Yesterday, Bob, one of the actors I’ve worked with the most closely and has played so many great roles, and all the downtown plays and Vanya and Over the Moon and others, came in during the book sale at CTR to say how much he loved me and just to hang out for a little bit. And you know what, Bob too, I think there are a lot of people around me that I feel like I really adore, and share really first-class, life-is-a-movie-type memories with. The question isn’t wanting to give up that kind of life, or stop making memories like that, but how to protect that, how to protect that human core.
And how to also make it more about the work itself. In truth, the pressure to sell tickets always leads to the pressure to sell something else, a part of yourself. An image, a vibe, a scene, a party. You have to sell the parasocial token to get people to see the play or read the book. And I guess that’s really just how you end up with a frozen block in your chest, with that feeling of depressive paralysis, that Guido in 8 1/2 feeling.

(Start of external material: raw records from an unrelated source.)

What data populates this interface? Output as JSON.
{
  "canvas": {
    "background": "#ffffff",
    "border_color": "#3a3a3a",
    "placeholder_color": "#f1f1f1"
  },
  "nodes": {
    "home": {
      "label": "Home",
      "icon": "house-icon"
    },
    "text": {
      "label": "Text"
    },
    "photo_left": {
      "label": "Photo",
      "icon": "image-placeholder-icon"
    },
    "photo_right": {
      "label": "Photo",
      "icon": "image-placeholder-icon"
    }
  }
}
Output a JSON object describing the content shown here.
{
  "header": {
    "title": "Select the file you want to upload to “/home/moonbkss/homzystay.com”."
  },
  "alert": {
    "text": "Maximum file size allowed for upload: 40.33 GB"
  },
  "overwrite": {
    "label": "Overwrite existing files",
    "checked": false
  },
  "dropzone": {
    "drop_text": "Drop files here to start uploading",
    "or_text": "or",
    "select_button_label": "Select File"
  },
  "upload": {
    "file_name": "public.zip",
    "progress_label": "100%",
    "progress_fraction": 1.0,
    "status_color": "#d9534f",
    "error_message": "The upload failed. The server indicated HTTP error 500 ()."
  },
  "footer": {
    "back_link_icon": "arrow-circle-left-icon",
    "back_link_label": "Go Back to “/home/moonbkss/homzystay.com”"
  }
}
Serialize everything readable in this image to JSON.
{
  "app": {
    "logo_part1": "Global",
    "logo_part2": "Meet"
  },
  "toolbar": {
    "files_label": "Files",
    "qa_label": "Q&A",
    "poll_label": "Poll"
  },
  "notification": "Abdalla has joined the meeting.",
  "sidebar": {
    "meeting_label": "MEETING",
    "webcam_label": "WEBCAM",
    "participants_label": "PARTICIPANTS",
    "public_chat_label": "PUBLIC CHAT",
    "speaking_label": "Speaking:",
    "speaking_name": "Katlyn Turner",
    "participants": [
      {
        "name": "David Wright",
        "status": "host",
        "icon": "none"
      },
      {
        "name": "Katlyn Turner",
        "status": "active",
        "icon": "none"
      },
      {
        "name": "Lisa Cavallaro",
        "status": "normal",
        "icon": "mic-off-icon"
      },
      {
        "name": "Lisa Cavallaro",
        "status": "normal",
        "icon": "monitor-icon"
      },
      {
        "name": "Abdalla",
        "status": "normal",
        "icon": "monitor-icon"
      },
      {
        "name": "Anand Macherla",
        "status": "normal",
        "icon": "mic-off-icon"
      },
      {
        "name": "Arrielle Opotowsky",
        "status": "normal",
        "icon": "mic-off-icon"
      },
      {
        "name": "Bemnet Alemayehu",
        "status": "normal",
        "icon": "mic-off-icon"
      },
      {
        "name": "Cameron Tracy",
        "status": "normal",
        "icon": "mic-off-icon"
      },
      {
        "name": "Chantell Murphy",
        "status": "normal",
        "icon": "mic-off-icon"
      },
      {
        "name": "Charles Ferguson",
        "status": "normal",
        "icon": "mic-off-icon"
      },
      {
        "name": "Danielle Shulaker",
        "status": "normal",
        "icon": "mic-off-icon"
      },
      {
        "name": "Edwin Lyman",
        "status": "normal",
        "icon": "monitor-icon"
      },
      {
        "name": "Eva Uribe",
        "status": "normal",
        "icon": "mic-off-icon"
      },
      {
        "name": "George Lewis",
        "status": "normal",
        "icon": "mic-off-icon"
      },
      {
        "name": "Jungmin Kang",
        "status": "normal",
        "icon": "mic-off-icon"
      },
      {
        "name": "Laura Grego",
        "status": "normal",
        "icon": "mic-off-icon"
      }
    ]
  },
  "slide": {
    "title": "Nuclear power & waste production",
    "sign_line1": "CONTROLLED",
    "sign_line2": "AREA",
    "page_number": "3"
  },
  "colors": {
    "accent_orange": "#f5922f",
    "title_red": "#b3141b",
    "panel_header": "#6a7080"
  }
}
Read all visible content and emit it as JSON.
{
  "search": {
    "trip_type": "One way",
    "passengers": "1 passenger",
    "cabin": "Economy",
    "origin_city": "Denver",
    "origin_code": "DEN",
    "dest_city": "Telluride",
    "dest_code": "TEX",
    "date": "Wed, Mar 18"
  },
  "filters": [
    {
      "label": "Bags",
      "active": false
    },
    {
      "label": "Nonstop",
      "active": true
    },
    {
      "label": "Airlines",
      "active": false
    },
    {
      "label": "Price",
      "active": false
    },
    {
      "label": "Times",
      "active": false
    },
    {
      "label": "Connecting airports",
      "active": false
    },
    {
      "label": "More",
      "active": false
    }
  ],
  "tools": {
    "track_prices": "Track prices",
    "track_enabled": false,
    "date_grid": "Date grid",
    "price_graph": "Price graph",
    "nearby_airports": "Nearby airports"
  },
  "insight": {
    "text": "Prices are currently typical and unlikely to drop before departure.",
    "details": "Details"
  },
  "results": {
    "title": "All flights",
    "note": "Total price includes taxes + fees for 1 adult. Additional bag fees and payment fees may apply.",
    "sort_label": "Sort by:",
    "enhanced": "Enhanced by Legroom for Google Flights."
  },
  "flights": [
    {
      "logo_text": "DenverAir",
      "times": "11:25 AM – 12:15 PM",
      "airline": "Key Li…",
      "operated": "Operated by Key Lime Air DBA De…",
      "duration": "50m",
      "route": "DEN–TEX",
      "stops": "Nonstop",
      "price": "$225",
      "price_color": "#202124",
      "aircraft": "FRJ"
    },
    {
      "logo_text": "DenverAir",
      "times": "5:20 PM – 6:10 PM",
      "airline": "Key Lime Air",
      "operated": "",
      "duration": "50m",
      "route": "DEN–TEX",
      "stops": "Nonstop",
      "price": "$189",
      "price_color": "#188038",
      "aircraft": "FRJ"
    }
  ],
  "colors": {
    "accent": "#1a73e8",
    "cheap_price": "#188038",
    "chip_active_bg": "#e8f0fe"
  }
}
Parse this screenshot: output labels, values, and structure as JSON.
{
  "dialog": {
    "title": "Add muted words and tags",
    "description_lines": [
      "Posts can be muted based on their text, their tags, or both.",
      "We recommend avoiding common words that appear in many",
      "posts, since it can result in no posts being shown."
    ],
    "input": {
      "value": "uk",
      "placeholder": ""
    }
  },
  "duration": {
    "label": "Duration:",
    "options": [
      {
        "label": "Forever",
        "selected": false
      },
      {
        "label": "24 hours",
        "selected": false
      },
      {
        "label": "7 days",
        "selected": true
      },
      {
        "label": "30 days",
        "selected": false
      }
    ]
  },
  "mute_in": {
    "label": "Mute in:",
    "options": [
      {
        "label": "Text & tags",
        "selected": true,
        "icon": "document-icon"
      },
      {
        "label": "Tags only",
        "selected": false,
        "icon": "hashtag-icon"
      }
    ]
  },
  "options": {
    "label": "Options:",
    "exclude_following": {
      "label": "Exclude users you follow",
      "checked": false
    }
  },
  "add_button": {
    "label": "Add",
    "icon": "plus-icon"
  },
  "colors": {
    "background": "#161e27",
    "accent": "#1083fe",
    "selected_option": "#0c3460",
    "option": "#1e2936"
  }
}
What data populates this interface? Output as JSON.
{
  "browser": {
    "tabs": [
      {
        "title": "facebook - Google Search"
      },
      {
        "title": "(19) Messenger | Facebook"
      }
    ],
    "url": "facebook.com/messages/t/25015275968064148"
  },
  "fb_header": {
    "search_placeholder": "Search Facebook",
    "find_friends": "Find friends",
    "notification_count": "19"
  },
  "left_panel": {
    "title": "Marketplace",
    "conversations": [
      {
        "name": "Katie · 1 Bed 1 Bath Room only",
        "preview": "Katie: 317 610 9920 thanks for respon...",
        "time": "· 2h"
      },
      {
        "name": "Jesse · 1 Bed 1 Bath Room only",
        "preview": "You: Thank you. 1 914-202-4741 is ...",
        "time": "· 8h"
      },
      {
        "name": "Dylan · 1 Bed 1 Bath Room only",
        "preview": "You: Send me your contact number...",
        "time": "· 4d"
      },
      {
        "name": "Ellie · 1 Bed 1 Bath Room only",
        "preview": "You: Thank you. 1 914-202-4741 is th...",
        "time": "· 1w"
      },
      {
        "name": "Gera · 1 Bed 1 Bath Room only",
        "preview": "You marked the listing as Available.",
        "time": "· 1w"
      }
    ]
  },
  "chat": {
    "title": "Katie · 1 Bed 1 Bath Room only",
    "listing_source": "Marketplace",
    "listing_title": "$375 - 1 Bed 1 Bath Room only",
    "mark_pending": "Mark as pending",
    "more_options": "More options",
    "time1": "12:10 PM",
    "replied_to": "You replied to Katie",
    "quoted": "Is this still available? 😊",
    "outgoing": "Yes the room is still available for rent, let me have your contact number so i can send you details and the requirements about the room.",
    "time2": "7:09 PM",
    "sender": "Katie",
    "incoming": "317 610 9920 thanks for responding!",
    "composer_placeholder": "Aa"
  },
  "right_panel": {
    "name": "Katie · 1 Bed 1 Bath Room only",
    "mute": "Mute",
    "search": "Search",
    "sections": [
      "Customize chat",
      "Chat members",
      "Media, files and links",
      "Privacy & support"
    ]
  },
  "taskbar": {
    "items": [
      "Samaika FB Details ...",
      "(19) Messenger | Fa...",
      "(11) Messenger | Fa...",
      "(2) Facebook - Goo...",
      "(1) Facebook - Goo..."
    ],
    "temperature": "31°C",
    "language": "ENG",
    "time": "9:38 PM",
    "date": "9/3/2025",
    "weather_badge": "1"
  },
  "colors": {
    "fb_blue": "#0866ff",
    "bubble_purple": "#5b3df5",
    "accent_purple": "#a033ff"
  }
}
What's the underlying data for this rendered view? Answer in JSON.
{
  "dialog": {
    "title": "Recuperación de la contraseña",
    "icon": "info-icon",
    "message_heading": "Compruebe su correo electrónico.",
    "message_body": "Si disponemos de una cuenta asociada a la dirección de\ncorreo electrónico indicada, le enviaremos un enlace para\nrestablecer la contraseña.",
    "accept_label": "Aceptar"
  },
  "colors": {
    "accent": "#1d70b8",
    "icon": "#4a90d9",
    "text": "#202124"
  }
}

Great art also needs more fearless patrons, and I realized that if I’m always working compulsively to stage my work and others’ work, if I’m afraid to show cracks or to show debt on the company card, then in a way I’m not asking enough from the people who enjoy the work and enjoy access to the world. Art actually does need the overclass to support it.
I’ve become the total exemplar of the late modern achievement subject, who exploits himself to the point of burnout, and, in a romantic sense, to the point of creating something new out of himself.